Chairs are brought in from the kitchen. Four from there to six in the diningroom makes ten. All fingers, sucked. We need more! they shout, then bring them up from the basement — foldingchairs, contingencies of plenty, storaged for the makeshift of joy. They reach for one another, pass the chairs up the stairs from the basement, of which they’re afraid, it’s unknown. And rusty and flaking, smelling by old mold and the noise, they seat themselves out in creaks, blown joints, bad knees. As it is written: Chairs from the kitchen may be mixed with chairs from the diningroom, if the number of kitchen chairs does not exceed the number of diningroom chairs. As it is said: Verily it is permissible to place a chair within one to three cubits from a chair to its left and, it follows, one to three cubits from a chair to its right, no less than one cubit, nor greater than three cubits, which violations are impure. That is, if anyone knows what a cubit is anymore. A forearm’s span, from the finger’s tip to the joint of the elbow. Aha.

What’re we having tonight? Josephine yells through the hallway.

There are only two possible answers, one really for Shabbos.

Hanna finds herself screaming meat through the hall, through which Josephine runs, her mother’s shout spattering a blood blush on her face, anger and fear, vases of dead flowers shake upon low fluted pedestals, Old Master reproductions, prints, posters, and family photographs swing to unevenness on hooks on the wall. Fleischig! Flatware, plates, utensils. The cabinet to your left, a cupboard further. There are no such things as meat chairs or dairy, not yet. And then stemware, the glasses for water and pitchers and jugs, and then the cups, for the Kiddush, which is the blessing over the wine, breathing atop the counter opposite the sink, gleaming thirsty.

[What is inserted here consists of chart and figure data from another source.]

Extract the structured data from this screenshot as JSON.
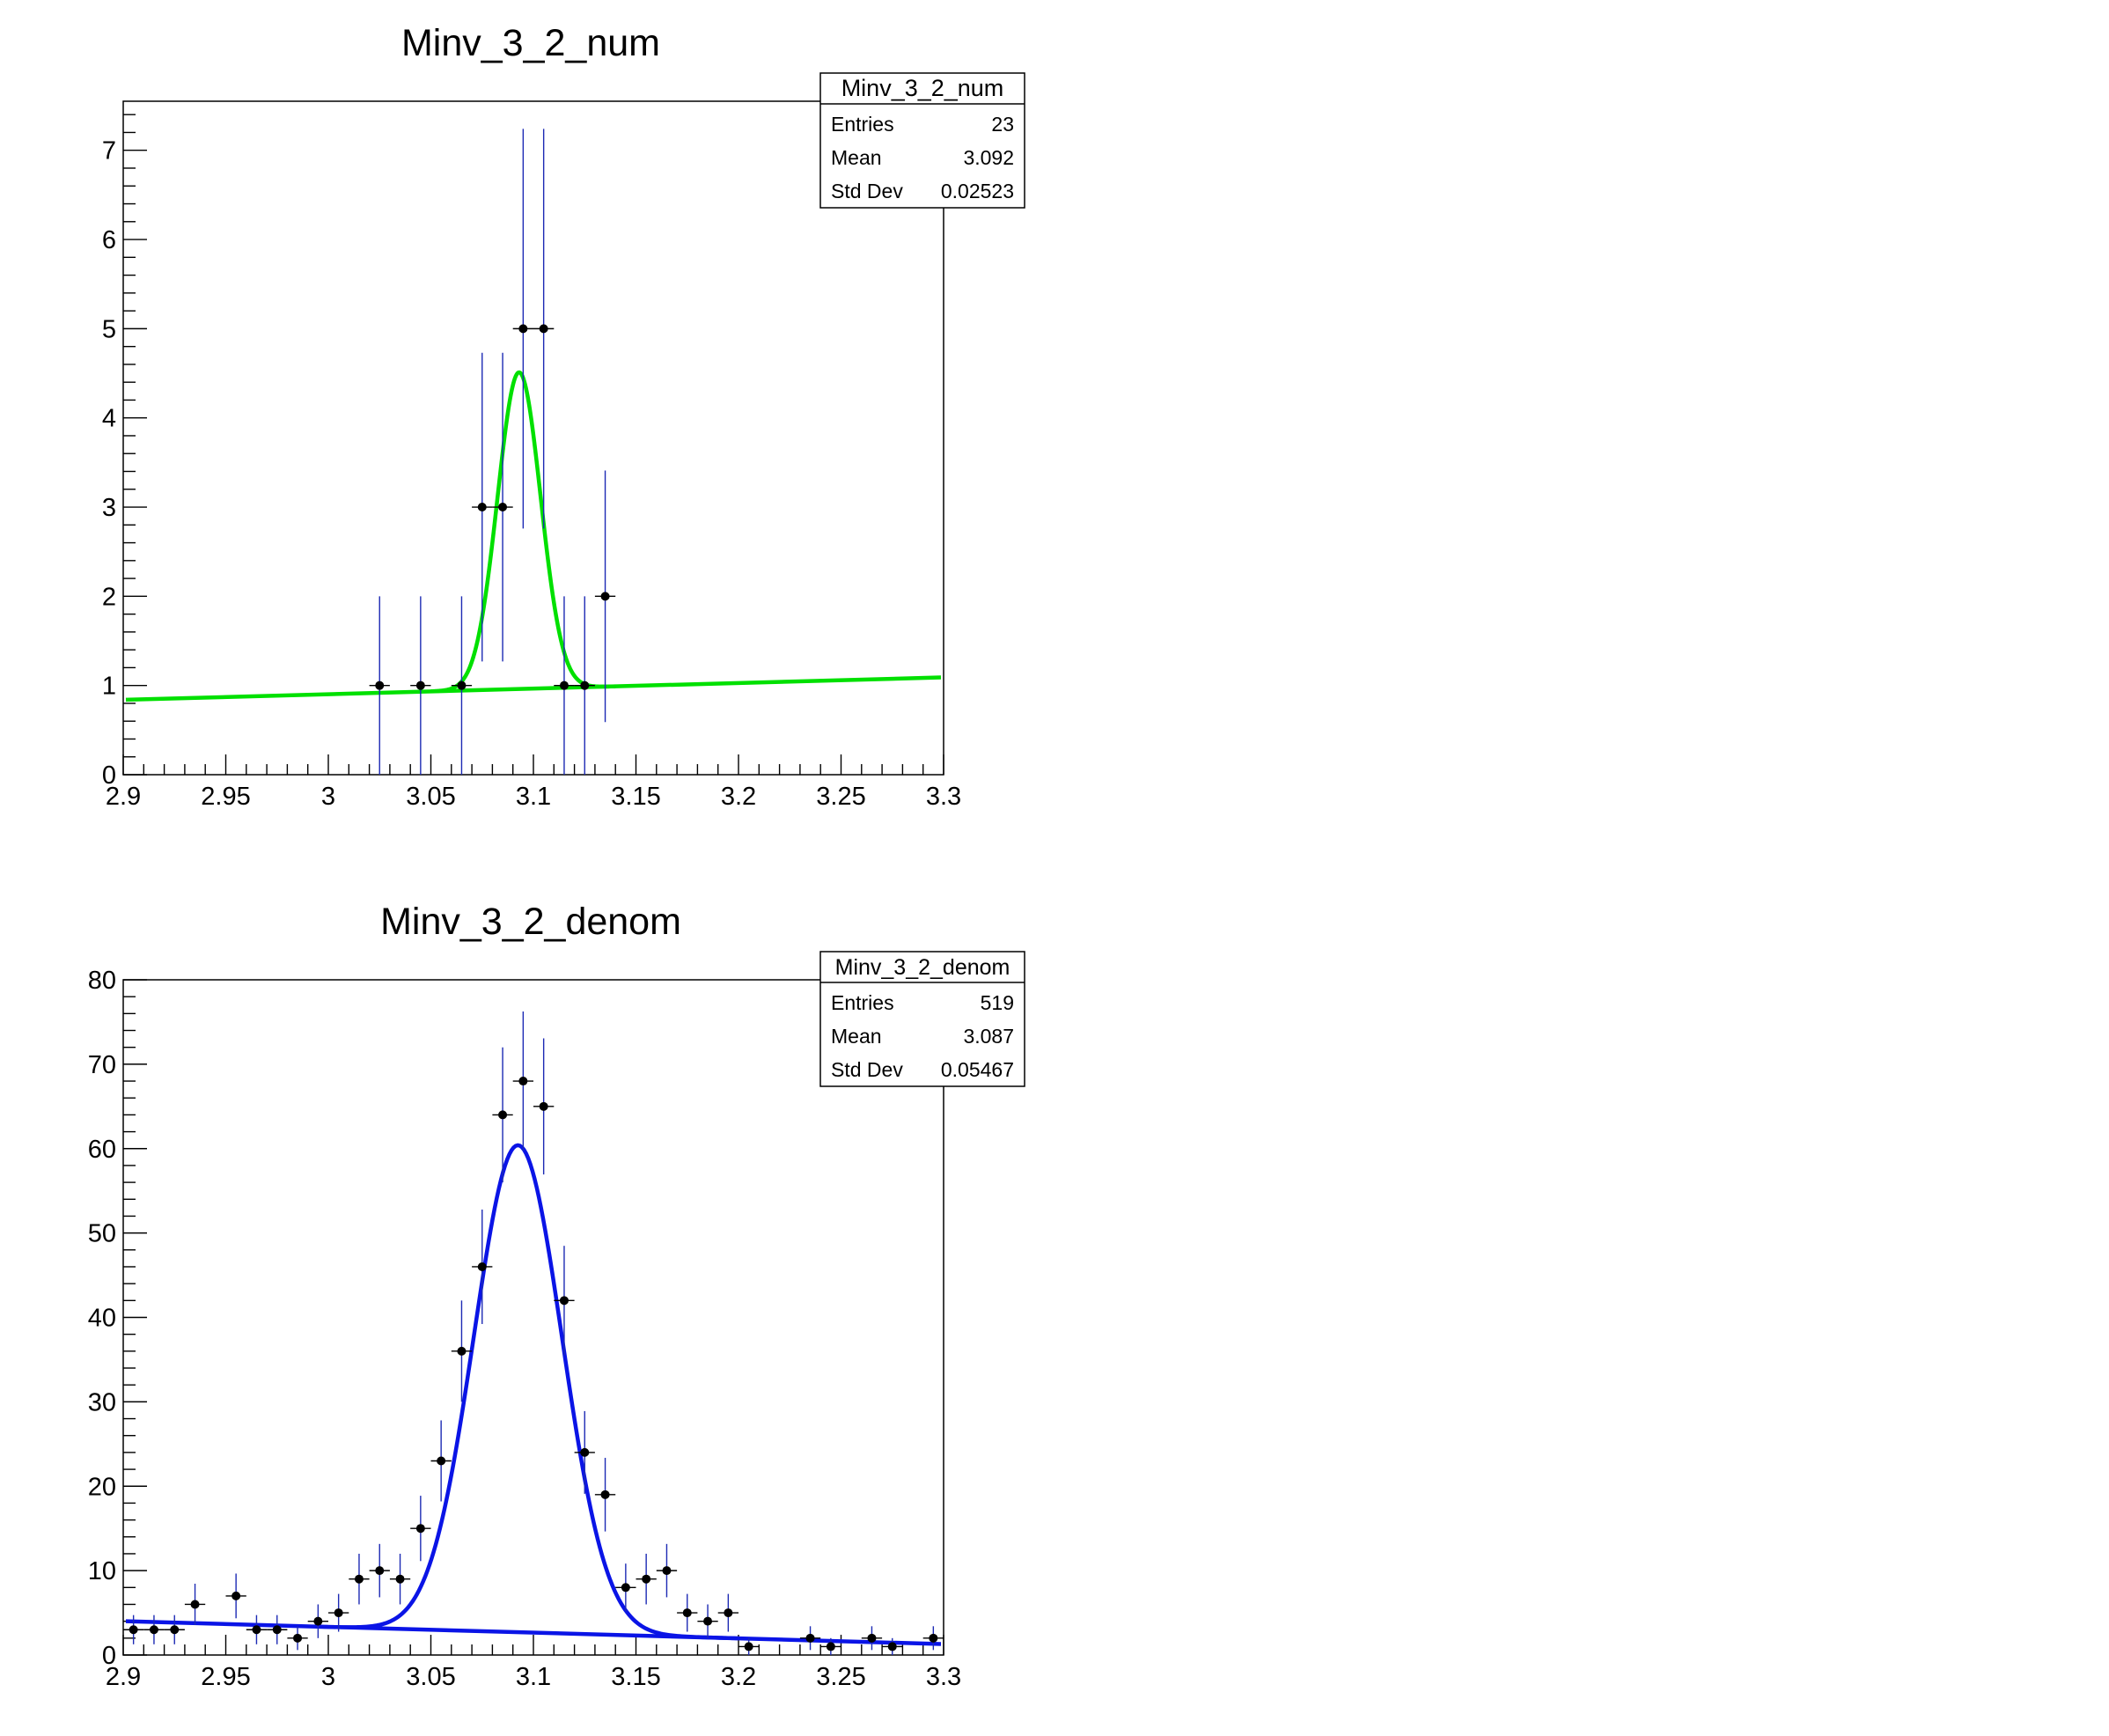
{
  "chart_data": [
    {
      "type": "scatter",
      "title": "Minv_3_2_num",
      "xlabel": "",
      "ylabel": "",
      "xlim": [
        2.9,
        3.3
      ],
      "ylim": [
        0,
        7.55
      ],
      "x_ticks": [
        "2.9",
        "2.95",
        "3",
        "3.05",
        "3.1",
        "3.15",
        "3.2",
        "3.25",
        "3.3"
      ],
      "y_ticks": [
        "0",
        "1",
        "2",
        "3",
        "4",
        "5",
        "6",
        "7"
      ],
      "stats": {
        "name": "Minv_3_2_num",
        "rows": [
          {
            "label": "Entries",
            "value": "23"
          },
          {
            "label": "Mean",
            "value": "3.092"
          },
          {
            "label": "Std Dev",
            "value": "0.02523"
          }
        ]
      },
      "bin_width": 0.01,
      "points": [
        {
          "x": 3.025,
          "y": 1,
          "err": 1
        },
        {
          "x": 3.045,
          "y": 1,
          "err": 1
        },
        {
          "x": 3.065,
          "y": 1,
          "err": 1
        },
        {
          "x": 3.075,
          "y": 3,
          "err": 1.73
        },
        {
          "x": 3.085,
          "y": 3,
          "err": 1.73
        },
        {
          "x": 3.095,
          "y": 5,
          "err": 2.24
        },
        {
          "x": 3.105,
          "y": 5,
          "err": 2.24
        },
        {
          "x": 3.115,
          "y": 1,
          "err": 1
        },
        {
          "x": 3.125,
          "y": 1,
          "err": 1
        },
        {
          "x": 3.135,
          "y": 2,
          "err": 1.41
        }
      ],
      "fit": {
        "color": "#00e000",
        "gauss": {
          "amplitude": 3.55,
          "mean": 3.093,
          "sigma": 0.0105
        },
        "background": {
          "x_start": 2.9,
          "x_end": 3.3,
          "y_start": 0.84,
          "y_end": 1.09
        },
        "signal_range": [
          3.05,
          3.14
        ]
      },
      "error_bar_color": "#1c2ab4",
      "marker_color": "#000000"
    },
    {
      "type": "scatter",
      "title": "Minv_3_2_denom",
      "xlabel": "",
      "ylabel": "",
      "xlim": [
        2.9,
        3.3
      ],
      "ylim": [
        0,
        80
      ],
      "x_ticks": [
        "2.9",
        "2.95",
        "3",
        "3.05",
        "3.1",
        "3.15",
        "3.2",
        "3.25",
        "3.3"
      ],
      "y_ticks": [
        "0",
        "10",
        "20",
        "30",
        "40",
        "50",
        "60",
        "70",
        "80"
      ],
      "stats": {
        "name": "Minv_3_2_denom",
        "rows": [
          {
            "label": "Entries",
            "value": "519"
          },
          {
            "label": "Mean",
            "value": "3.087"
          },
          {
            "label": "Std Dev",
            "value": "0.05467"
          }
        ]
      },
      "bin_width": 0.01,
      "points": [
        {
          "x": 2.905,
          "y": 3,
          "err": 1.73
        },
        {
          "x": 2.915,
          "y": 3,
          "err": 1.73
        },
        {
          "x": 2.925,
          "y": 3,
          "err": 1.73
        },
        {
          "x": 2.935,
          "y": 6,
          "err": 2.45
        },
        {
          "x": 2.955,
          "y": 7,
          "err": 2.65
        },
        {
          "x": 2.965,
          "y": 3,
          "err": 1.73
        },
        {
          "x": 2.975,
          "y": 3,
          "err": 1.73
        },
        {
          "x": 2.985,
          "y": 2,
          "err": 1.41
        },
        {
          "x": 2.995,
          "y": 4,
          "err": 2
        },
        {
          "x": 3.005,
          "y": 5,
          "err": 2.24
        },
        {
          "x": 3.015,
          "y": 9,
          "err": 3
        },
        {
          "x": 3.025,
          "y": 10,
          "err": 3.16
        },
        {
          "x": 3.035,
          "y": 9,
          "err": 3
        },
        {
          "x": 3.045,
          "y": 15,
          "err": 3.87
        },
        {
          "x": 3.055,
          "y": 23,
          "err": 4.8
        },
        {
          "x": 3.065,
          "y": 36,
          "err": 6
        },
        {
          "x": 3.075,
          "y": 46,
          "err": 6.78
        },
        {
          "x": 3.085,
          "y": 64,
          "err": 8
        },
        {
          "x": 3.095,
          "y": 68,
          "err": 8.25
        },
        {
          "x": 3.105,
          "y": 65,
          "err": 8.06
        },
        {
          "x": 3.115,
          "y": 42,
          "err": 6.48
        },
        {
          "x": 3.125,
          "y": 24,
          "err": 4.9
        },
        {
          "x": 3.135,
          "y": 19,
          "err": 4.36
        },
        {
          "x": 3.145,
          "y": 8,
          "err": 2.83
        },
        {
          "x": 3.155,
          "y": 9,
          "err": 3
        },
        {
          "x": 3.165,
          "y": 10,
          "err": 3.16
        },
        {
          "x": 3.175,
          "y": 5,
          "err": 2.24
        },
        {
          "x": 3.185,
          "y": 4,
          "err": 2
        },
        {
          "x": 3.195,
          "y": 5,
          "err": 2.24
        },
        {
          "x": 3.205,
          "y": 1,
          "err": 1
        },
        {
          "x": 3.235,
          "y": 2,
          "err": 1.41
        },
        {
          "x": 3.245,
          "y": 1,
          "err": 1
        },
        {
          "x": 3.265,
          "y": 2,
          "err": 1.41
        },
        {
          "x": 3.275,
          "y": 1,
          "err": 1
        },
        {
          "x": 3.295,
          "y": 2,
          "err": 1.41
        }
      ],
      "fit": {
        "color": "#0a14e6",
        "gauss": {
          "amplitude": 57.7,
          "mean": 3.0925,
          "sigma": 0.0215
        },
        "background": {
          "x_start": 2.9,
          "x_end": 3.3,
          "y_start": 4.0,
          "y_end": 1.3
        },
        "signal_range": [
          2.995,
          3.2
        ]
      },
      "error_bar_color": "#1c2ab4",
      "marker_color": "#000000"
    }
  ]
}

What? Josephine shrieks as she arrives at the kitchen, trips over the threshold, falls into the pit of her mouth.

Her sisters gather at the rim to throw at her matzahballs plucked from the burbling soup.

Hanna sighs tongue over lips to keep herself from a reprimand, turns from the face of her daughter sobbing, hulks her bulk into a drawer, opened, bumps it hard and high — the challahknife flies up and falls, twirls across the floor, its handle hits a leg of their brunch table, their daily, and stops, its sharp pointing west; bending over her belly she retrieves it, holds it in the sink, under the water that’s running, soap webbing her hands, over the knife, she rinses then runs a new handtowel across, drying fiercely as if to separate the serrations. Tap remains on, drawer remains opened, a meat drawer. Other drawers, the dairy, are closed, marked in white to benefit Wanda.

Staring at the opened meat drawer, at the assortment of utensils relatived with their difficult, always changing names for their callings, as improved spoons, modified forks winnowed of tines then sharpened to knives for the harvest — Josephine teardried, saved from her mouth having shimmied to safety up the rope of her voice, she’s getting breath, considering thanks. She’s trying to do right, remember the order: the knife for the butterless bread against the fork for the salad, next to the soupspoon (which is table for grownups, a tea for the kinder — for herself, she steals a tablespoon extra, hides it under her napkin), dinnerfork, knife (which is sharp for the grownups, less so for the kinder, sharpest of all for herself), dessertfork then the littlest spoon to stir sugar at the tea or the coffee to be served with the cake — everything Israel’s hair silver, Hannapolished last holiday to the shine of three moons, the New Year.

They’re featheredged, Hanna would explain, vermeil is ordained; the set was a wedding gift, an aunt and her second husband, on her side of course, she’d never thought of him as an uncle — or was it, though we’d registered with…

Josephine heaps the table with silver.